The tricky case at issue involved 29-year-old Julie Eldred, who was put on probation for a year in 2016 for stealing more than $250 from the home of a dog-walking client. Eldred said that she committed larceny to support her heroin addiction, and she tested positive for fentanyl while on probation for that crime.

Supreme Judicial Court of Massachusetts Justice David Lowy called the conditions for Eldred’s probation appropriate.

“The conditions directly addressed the defendant’s personal circumstances and, significantly, her stated motivation for committing the crime – purchasing illegal drugs,” Lowy wrote for the panel.

Eldred’s attorney Lisa Newman-Polk, a public defender and clinical social worker who advocates to end what she calls the criminalization of addiction, called the decision a “huge disappointment” in a phone interview.

“I can’t explain why the court ignored what’s in the surgeon general’s 2016 report on addiction,” Newman-Polk said.

Then-Surgeon General Vivek H. Murthy shattered taboos surrounding addiction two years ago in the first report of its kind, totaling 413 pages.

“Most Americans know someone with a substance use disorder, and many know someone who has lost or nearly lost a family member as a consequence of substance misuse,” the executive summary of the report said. “Yet, at the same time, few other medical conditions are surrounded by as much shame and misunderstanding as substance use disorders.”

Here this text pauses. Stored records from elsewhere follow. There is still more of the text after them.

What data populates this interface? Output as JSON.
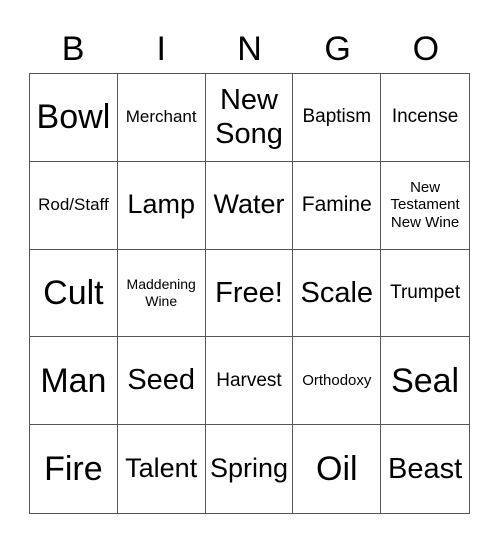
{
  "header": [
    "B",
    "I",
    "N",
    "G",
    "O"
  ],
  "cells": [
    "Bowl",
    "Merchant",
    "New\nSong",
    "Baptism",
    "Incense",
    "Rod/Staff",
    "Lamp",
    "Water",
    "Famine",
    "New\nTestament\nNew Wine",
    "Cult",
    "Maddening\nWine",
    "Free!",
    "Scale",
    "Trumpet",
    "Man",
    "Seed",
    "Harvest",
    "Orthodoxy",
    "Seal",
    "Fire",
    "Talent",
    "Spring",
    "Oil",
    "Beast"
  ]
}
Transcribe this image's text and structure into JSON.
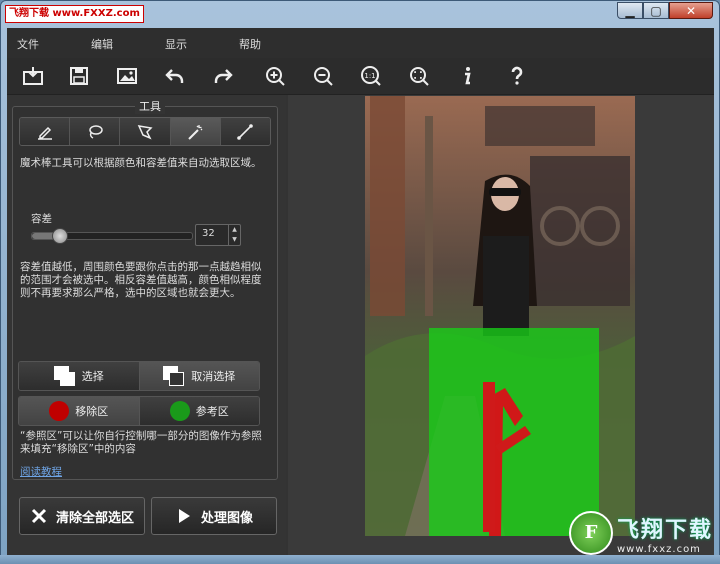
{
  "window": {
    "logo_text": "飞翔下载 www.FXXZ.com",
    "minimize_label": "▁",
    "maximize_label": "▢",
    "close_label": "✕"
  },
  "menu": [
    "文件",
    "编辑",
    "显示",
    "帮助"
  ],
  "toolbar_icons": [
    "open-icon",
    "save-icon",
    "image-icon",
    "undo-icon",
    "redo-icon",
    "zoom-in-icon",
    "zoom-out-icon",
    "actual-size-icon",
    "fit-icon",
    "info-icon",
    "help-icon"
  ],
  "toolbar_one_to_one": "1:1",
  "toolbox": {
    "title": "工具",
    "tools": [
      "marker-tool",
      "lasso-tool",
      "polygon-lasso-tool",
      "magic-wand-tool",
      "line-tool"
    ],
    "active_tool_index": 3,
    "description": "魔术棒工具可以根据颜色和容差值来自动选取区域。",
    "tolerance_label": "容差",
    "tolerance_value": "32",
    "tolerance_fraction": 0.17,
    "tolerance_help": "容差值越低，周围颜色要跟你点击的那一点越趋相似的范围才会被选中。相反容差值越高，颜色相似程度则不再要求那么严格，选中的区域也就会更大。",
    "select_label": "选择",
    "deselect_label": "取消选择",
    "remove_area_label": "移除区",
    "reference_area_label": "参考区",
    "remove_color": "#c00000",
    "reference_color": "#1a9a1a",
    "reference_note": "“参照区”可以让你自行控制哪一部分的图像作为参照来填充“移除区”中的内容",
    "tutorial_link": "阅读教程"
  },
  "actions": {
    "clear_all_label": "清除全部选区",
    "process_label": "处理图像"
  },
  "watermark": {
    "logo_letter": "F",
    "brand": "飞翔下载",
    "url": "www.fxxz.com"
  }
}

The Massachusetts Medical Society, American Academy of Addiction Psychiatry, and Association for Behavioral Healthcare were among the dozens of organizations that filed friend-of-the-court briefs.

But the state’s high court rejected that a scientific consensus had been reached.

“In its original form, the reported question presumes that there is a scientific consensus concerning SUD’s impact on the brain, particularly how it affects an individual’s ability to abstain from using drugs,” one footnote states, using the abbreviation for substance use disorder. “Embedded within the question, which was drafted and submitted by the defendant, is the conclusion that this scientific issue was resolved in the defendant’s favor. This issue, however, was not subject to adversarial scrutiny, let alone resolved.”

In a separate footnote, the judges denied criminalizing a mental condition.

“We note that neither the limited facts in this case nor the law of the commonwealth supports the defendant’s assertions that addiction has been criminalized or that relapse is being punished,” they wrote.